King Charles II affixed his seal to this Order in Council drafted at a meeting of the Privy Council held at the Palace of Whitehall, on 28 October 1664.
‘Upon a Report from the Lords, the Committee for the Affayres of his Majesty’s Navy Royall and Admiralty of this Kingdome this day read at the Board; His Majesty was pleased to Order and direct that twelve hundred Land Souldjers be forthwith raysed, to be in readinesse, to be distributed into His Majesty’s Fleets prepared for Sea Service which said twelve hundred Men are to be putt into One Regiment under one Colonell, One Lieutenant Colonell and One Sergeant Major, and to be divided into six Companies, each Company to consist of Two hundred Souldjers; And to have one Captain, one Lieutenant, One Ensigne, One Drume, Fowre Serjeants, and Fowre Corporalls, and all the Souldjers aforesaid to be armed with goof Firelocks; all which Armes, Drumes, and Colours are forthwith to be prepared and furnished out of His Majesty’s Stoares; the care of all which is recommended to the Duke of Abermarle his Grace, Lord General of His Majesty’s Forces’.

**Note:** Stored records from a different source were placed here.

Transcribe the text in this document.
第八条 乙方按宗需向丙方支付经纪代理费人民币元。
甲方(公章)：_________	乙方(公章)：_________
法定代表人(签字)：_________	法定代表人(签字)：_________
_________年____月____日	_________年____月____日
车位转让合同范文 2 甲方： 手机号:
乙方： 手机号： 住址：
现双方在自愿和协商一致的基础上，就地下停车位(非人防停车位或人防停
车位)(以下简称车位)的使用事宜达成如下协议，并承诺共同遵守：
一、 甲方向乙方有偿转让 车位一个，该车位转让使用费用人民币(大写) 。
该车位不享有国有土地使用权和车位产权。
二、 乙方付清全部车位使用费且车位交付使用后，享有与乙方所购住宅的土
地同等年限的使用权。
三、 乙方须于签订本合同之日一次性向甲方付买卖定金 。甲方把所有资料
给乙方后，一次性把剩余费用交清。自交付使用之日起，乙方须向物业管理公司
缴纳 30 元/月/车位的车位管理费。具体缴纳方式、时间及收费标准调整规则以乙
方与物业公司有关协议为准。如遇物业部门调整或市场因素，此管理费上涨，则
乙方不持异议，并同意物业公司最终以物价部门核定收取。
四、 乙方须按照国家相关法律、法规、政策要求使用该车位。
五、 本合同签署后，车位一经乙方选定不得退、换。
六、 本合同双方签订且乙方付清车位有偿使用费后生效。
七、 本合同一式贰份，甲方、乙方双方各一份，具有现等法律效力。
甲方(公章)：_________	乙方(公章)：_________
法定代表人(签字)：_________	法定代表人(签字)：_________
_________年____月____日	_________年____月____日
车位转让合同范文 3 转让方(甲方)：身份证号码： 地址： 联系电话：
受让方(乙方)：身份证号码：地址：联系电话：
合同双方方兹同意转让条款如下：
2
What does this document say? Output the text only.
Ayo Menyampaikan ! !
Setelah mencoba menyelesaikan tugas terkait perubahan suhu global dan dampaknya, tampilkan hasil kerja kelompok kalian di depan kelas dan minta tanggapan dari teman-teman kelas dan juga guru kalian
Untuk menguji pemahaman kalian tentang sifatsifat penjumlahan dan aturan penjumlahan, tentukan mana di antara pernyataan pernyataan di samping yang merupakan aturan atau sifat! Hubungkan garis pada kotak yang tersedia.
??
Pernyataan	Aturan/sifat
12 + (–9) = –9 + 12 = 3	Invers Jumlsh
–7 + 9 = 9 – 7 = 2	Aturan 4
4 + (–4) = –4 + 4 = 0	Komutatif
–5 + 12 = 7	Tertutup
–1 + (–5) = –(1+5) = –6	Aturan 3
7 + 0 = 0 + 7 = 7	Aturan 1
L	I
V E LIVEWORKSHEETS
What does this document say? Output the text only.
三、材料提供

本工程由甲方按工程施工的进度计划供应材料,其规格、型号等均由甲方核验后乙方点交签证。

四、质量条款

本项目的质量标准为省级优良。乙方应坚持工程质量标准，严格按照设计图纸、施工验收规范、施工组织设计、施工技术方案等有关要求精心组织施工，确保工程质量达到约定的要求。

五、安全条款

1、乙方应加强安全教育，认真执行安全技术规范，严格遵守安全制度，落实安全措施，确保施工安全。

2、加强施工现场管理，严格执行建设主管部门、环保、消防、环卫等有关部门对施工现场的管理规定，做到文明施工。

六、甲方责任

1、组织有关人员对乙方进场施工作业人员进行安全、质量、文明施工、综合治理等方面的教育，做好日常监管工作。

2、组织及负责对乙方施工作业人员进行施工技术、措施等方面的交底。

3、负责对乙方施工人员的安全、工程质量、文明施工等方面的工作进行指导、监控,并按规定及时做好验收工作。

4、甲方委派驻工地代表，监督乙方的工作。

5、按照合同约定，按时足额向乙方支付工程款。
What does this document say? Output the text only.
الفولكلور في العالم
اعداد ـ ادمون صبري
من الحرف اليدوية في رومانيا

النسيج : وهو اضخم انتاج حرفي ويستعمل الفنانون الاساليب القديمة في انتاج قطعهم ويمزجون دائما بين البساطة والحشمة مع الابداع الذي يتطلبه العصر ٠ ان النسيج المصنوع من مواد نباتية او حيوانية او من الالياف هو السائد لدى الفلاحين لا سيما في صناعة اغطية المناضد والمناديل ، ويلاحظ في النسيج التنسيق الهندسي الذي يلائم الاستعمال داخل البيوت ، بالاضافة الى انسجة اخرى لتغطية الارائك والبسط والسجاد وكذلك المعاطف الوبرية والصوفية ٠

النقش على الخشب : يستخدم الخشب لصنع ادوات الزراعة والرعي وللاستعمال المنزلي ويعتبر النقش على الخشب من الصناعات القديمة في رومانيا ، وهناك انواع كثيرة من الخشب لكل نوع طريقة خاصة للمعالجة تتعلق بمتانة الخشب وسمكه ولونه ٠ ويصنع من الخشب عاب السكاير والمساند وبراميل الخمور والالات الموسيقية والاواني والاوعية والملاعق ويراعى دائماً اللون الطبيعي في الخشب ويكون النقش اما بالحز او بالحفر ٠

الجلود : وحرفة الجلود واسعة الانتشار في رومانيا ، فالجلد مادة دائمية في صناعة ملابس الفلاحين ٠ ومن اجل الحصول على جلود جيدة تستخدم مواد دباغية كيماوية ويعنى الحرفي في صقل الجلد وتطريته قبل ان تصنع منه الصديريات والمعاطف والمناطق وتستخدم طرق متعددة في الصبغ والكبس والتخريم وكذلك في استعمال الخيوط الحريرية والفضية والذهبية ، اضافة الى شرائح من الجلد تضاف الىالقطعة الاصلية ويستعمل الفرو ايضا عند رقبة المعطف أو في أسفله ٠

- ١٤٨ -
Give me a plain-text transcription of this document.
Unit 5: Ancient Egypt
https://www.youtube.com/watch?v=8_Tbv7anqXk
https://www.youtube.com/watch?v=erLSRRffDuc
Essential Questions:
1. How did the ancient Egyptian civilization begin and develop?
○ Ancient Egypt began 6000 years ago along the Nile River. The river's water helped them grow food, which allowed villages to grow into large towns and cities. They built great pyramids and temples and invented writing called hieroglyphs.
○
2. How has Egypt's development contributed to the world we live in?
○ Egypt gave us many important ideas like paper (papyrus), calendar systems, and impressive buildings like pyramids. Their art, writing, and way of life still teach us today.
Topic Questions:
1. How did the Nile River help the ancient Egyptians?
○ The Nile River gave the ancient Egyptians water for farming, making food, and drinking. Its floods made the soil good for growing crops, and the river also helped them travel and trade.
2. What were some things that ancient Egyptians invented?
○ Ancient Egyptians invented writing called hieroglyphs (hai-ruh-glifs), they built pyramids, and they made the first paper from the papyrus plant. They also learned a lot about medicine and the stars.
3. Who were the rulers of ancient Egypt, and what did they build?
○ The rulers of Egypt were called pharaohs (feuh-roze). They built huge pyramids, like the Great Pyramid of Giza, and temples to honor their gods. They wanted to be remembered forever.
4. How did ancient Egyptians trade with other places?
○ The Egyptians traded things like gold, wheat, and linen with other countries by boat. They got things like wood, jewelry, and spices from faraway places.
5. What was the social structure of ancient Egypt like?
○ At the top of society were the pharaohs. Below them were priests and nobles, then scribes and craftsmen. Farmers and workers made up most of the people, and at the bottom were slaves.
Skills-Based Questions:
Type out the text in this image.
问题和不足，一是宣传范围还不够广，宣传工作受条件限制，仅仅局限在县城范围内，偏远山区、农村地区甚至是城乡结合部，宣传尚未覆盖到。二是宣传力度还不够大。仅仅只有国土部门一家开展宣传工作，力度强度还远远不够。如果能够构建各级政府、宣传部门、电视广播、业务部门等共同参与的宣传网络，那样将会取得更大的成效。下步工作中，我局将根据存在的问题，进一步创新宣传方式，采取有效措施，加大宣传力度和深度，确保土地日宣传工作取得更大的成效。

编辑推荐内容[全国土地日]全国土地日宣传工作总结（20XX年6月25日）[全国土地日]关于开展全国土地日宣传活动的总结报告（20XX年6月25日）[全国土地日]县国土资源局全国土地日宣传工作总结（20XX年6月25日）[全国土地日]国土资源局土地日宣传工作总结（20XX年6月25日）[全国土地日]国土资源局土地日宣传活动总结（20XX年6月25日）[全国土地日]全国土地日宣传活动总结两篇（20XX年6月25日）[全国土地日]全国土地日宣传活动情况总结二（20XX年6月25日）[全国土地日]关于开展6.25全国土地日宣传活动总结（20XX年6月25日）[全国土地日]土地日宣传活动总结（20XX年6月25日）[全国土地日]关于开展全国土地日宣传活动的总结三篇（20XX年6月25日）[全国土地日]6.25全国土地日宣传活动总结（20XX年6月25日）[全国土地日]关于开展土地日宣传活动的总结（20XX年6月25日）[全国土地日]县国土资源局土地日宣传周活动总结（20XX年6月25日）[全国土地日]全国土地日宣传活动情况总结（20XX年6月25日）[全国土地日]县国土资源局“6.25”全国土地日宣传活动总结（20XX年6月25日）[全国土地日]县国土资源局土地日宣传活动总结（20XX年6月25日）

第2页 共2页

The King’s brother, James, Duke of York , was appointed commander of the Regiment , stylishly titled the Duke of York and Albany’s Maritime Regiment of Foot, or the Lord High Admiral’s Regiment. Executive command was given to Sir William Killigrew who immediately began recruiting in the City of London.
The Regiment’s early actions afloat took place during the Second Anglo-Dutch War; first at the battle of Lowestoft , 13 June 1665, ten the Four Days’ Battle off Dunkirk, 11-14 June 1666. Marines, were also present on board ships who attacked a Dutch merchant fleet at anchor in the river Vlie on 9 August 1666 and set fire to 150 ships. The following year Dutch Admiral de Ruyter took his revenge by attacking Sheerness and sailing up the Thames as far as Gravesend destroying ships and property as he went. On 2 July 1666, 3000 Dutch troops landed at Harwich and attacked the fort guarding the harbour. In their first land action the Admiral’s Regiment, who had two companies quartered in the fort put up a stout resistance and inflicted so many casualties to the Dutch, that they retired in disorder.